Rutherford’s explanation of the psychology behind his business model is interesting: as the Times relates, he concluded that amateur reviews “were no longer there to evaluate the book or even to describe it but simply to vouch for its credibility, the way doctors put their diplomas on examination room walls. A reader hears about a book because an author is promoting it, and then checks it out on Amazon. The reader sees favorable reviews and is reassured that he is not wasting his time.”
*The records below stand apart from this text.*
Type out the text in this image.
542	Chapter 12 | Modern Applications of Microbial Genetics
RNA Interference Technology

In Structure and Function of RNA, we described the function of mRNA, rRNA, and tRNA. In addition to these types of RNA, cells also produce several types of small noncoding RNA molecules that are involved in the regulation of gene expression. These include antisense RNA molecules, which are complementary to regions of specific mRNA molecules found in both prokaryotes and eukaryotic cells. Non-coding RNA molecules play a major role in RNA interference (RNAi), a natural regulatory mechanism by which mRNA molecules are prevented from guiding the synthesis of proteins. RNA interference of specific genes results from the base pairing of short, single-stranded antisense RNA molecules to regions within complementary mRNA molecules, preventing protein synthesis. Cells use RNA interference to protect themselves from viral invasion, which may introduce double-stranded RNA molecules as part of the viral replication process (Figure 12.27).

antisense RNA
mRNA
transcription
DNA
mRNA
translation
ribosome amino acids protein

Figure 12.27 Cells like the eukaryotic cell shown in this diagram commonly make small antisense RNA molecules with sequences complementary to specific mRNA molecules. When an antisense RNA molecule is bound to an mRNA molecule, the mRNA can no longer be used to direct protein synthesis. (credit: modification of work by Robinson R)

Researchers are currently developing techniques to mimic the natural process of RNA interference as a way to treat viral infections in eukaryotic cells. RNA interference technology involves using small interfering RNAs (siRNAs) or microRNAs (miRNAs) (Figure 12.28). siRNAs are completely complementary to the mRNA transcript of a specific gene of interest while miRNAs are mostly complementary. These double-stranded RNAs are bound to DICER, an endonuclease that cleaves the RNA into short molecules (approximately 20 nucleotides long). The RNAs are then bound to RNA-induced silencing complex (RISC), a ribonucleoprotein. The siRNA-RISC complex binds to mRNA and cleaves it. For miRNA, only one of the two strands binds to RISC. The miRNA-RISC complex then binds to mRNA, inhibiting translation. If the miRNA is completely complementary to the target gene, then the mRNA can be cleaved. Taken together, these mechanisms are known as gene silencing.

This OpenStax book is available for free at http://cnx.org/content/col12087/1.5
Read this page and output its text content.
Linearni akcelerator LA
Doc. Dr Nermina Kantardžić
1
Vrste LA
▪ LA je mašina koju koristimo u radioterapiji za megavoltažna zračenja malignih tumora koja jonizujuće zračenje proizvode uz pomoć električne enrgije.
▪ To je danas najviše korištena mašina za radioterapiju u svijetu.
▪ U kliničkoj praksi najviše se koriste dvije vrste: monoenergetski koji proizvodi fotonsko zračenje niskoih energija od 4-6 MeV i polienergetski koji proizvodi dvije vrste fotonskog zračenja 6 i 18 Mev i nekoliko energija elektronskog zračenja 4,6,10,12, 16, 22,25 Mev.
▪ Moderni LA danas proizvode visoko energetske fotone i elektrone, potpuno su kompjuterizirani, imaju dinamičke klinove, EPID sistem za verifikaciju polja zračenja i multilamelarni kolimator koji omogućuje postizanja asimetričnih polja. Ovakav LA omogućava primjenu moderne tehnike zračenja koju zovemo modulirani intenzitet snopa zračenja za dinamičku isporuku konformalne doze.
Some of Rutherford’s customers were very pleased with the results of employing his service, crediting the flood of bogus rave reviews with substantially increasing their book sales. It’s not a new concept – there have been scandals about sock-puppet reviews before, and any veteran of old-school video rental stores is well familiar with the highly suspicious rave reviews that often appeared on the boxes for horrible movies. (My favorites were the grade-Z films that would put something like “EXPLOSIVELY ENTERTAINING!” in quotes on the cover, without ever identifying the source of the quote at all.)
Adding a dash of Internet power to industrialize this process transformed it into an assembly line for manufacturing consensus and credibility. It’s a “business model” that extends far beyond the sale of books.
It can be used to sell ideas, as well. Obama advisor David Axelrod’s “astroturfing” operation in the 2008 campaign was legendary – campaign operatives and crowd-sourced volunteers manufactured web forum postings and letters to the editor to assist the Obama campaign, often while pretending to be a “concerned Republican.” This year’s version of Axelrodian astroturfing includes the phony “Republican Women for Obama” ad, in which far-Left activists pretend to be lifelong Republican voters who suddenly discovered they can’t stay in the GOP because it nominated fire-breathing conservative extremist Mitt Romney.
We shop, and vote, on a planet of Astroturf now. The Information Age has created an incredibly powerful assembly line for the manufacture of opinion, and validation.